SLYT818 November   2021 LM74701-Q1 , LM74721-Q1

 

  1. Introduction
  2. Automotive reverse-battery protection with ideal diode controllers
  3. TVS-less automotive reverse-polarity protection using ideal diode controllers
  4. TVS-less ideal diode: mode of operation and working principle
  5. External MOSFET
  6. Output Capacitor (COUT)
  7. TVS-less ideal diode controller EMC performance
  8. Conclusion
  9. Related Websites
  10. 10Important Notice

2 Automotive reverse-battery protection with ideal diode controllers

An ideal diode controller driving an N-channel MOSFET is a low-loss reverse-polarity protection solution that replaces traditional solutions based on power diodes and P-channel MOSFETs. Apart from providing protection against input polarity reversal, an input protection solution should also safeguard downstream electronic circuits from various system-level transient events. Automotive standards such as ISO 7637-2, VW 80000 (LV124) and ISO 16750-2 define such system-level transient events.
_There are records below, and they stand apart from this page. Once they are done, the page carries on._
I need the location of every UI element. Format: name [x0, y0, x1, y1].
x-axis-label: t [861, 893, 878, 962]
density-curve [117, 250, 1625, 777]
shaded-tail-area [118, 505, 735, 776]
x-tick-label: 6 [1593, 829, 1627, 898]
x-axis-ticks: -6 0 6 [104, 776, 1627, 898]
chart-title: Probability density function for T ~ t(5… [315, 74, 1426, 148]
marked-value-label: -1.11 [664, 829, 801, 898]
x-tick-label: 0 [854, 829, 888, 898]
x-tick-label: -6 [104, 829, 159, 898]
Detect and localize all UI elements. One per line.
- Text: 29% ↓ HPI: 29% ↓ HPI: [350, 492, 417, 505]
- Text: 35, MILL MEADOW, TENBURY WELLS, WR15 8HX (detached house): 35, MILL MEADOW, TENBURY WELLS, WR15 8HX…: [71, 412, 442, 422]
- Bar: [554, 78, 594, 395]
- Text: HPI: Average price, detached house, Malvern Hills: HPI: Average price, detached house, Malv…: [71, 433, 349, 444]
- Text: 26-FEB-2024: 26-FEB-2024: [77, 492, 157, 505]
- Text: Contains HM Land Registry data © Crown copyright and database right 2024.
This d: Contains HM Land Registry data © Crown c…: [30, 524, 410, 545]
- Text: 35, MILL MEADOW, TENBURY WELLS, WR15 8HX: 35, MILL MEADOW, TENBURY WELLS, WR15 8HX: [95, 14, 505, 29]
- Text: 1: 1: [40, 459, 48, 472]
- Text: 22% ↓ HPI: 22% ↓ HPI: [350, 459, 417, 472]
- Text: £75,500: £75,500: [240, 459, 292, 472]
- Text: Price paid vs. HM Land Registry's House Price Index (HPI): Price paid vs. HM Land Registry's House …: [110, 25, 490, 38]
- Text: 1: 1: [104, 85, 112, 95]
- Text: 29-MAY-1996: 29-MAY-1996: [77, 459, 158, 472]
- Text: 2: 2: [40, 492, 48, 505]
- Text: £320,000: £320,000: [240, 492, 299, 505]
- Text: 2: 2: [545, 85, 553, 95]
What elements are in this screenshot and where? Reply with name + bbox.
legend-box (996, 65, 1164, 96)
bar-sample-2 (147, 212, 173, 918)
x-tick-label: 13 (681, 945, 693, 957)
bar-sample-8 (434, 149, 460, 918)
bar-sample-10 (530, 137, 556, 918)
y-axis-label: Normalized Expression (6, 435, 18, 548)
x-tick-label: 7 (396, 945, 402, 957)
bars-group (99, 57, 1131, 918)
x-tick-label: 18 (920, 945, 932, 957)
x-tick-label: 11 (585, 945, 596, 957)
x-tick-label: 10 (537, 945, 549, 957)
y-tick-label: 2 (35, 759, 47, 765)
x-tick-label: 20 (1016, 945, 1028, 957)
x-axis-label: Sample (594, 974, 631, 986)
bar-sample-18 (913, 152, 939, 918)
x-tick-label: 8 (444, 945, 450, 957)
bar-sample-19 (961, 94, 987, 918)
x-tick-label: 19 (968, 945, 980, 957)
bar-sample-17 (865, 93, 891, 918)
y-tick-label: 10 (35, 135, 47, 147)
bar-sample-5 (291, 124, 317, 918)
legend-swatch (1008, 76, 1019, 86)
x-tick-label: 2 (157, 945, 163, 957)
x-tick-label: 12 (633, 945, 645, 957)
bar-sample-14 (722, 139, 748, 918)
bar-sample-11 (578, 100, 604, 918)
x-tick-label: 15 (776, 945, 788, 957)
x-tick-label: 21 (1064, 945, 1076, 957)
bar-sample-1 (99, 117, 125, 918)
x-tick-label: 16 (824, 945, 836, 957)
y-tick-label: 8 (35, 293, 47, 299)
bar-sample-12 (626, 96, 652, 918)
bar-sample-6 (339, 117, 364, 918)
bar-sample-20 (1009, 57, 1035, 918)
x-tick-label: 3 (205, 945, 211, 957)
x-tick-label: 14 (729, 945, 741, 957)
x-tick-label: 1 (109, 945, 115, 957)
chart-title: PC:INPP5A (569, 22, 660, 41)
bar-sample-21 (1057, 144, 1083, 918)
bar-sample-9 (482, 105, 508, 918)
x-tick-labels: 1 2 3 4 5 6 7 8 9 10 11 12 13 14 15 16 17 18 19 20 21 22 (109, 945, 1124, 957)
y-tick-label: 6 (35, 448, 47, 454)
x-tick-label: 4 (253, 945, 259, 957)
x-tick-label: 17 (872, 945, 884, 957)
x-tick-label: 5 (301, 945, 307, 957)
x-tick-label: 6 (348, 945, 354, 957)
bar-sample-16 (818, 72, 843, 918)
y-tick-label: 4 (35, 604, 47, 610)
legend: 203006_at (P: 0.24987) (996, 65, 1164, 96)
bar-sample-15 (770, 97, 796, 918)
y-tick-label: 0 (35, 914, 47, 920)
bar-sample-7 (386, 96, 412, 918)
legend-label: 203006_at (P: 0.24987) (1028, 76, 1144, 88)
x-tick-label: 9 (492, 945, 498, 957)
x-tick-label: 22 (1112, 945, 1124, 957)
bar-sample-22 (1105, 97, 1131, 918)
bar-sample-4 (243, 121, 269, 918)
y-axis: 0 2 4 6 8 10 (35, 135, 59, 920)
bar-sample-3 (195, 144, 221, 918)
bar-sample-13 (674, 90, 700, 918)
A typical application circuit comprises an ideal diode controller driving an N-channel MOSFET and an input-side TVS diode used to suppress various automotive EMC transients. The main purpose of the input-side TVS diode is to protect against automotive high-energy negative transient generated from the disconnection of supply from inductive loads and described by ISO7637-2 Pulse 1 transient event. As shown in Figure 2-1, voltage transients occur when current through inductive load is interrupted. As per ISO7637-2 standard, this transient event typically lasts for 2 ms (td) with amplitude (US) ranging from –75 V to –150 V. The total duration between two consecutive pulses is 200 ms (t2). There are other low energy, short-duration transient events defined by the ISO 7637-2 standard such as Pulse 2A, 3A, 3B caused by sudden switching and current interruption in the inductance of wiring harness. The input and output capacitors used in ideal diode protection circuit filters these short duration transients and do not impact overall system performance.

Figure 2-1 ISO 7637-2 Pulse 1 characteristics.

Most vehicles have a centralized load-dump clamp that, in the case of 12-V battery-powered vehicles, clamps the maximum transient voltage during a load-dump event to 35 V. But electronic circuits need protection from negative transients that occur when turning off of an inductive load. An input-side TVS diode clamps these transients within the safer limits so that electronic circuits can continue to operate without any damage.

Figure 2-2 shows a typical printed circuit board (PCB) for an ideal diode reverse-polarity protection solution and the contribution of the input TVS diode toward the total solution size. For space-constrained ECU designs such as ADAS cameras, Radar and LIDAR ECUs, and USB hubs, eliminating the input-side TVS diode and simultaneously ensuring robust system-level EMC performance has many advantages. Eliminating the input-side TVS diode also improves overall reliability, because there is no longer a need for a shunt component between the battery and ground line.

  • Size, cost and efficiency over conventional power diode and P-Channel MOSFET solutions benefit at higher current levels
  • Robust system level EMC performance
  • 2 x Input TVS diodes required for transient voltage suppression
    • D1: Mainly to block forward current from D2 in normal operation
    • D2: Mainly to suppress negative transient ISO7637-2 Pulse 1
  • Area of Ideal Diode Controller + N-Channel MOSFET: 24 mm2
  • Area of 2 x input TVS diodes (D1, D2): 35 mm2
  • The TVS occupies ~ 70% of total system solution of ideal Diode
  • The TVS adds additional system cost and BoM count
  • Removing the TVS improves the system reliability due to removal of a shunt component on the VBATT terminal

Figure 2-2 Typical ideal diode application circuit and PCB area comparison.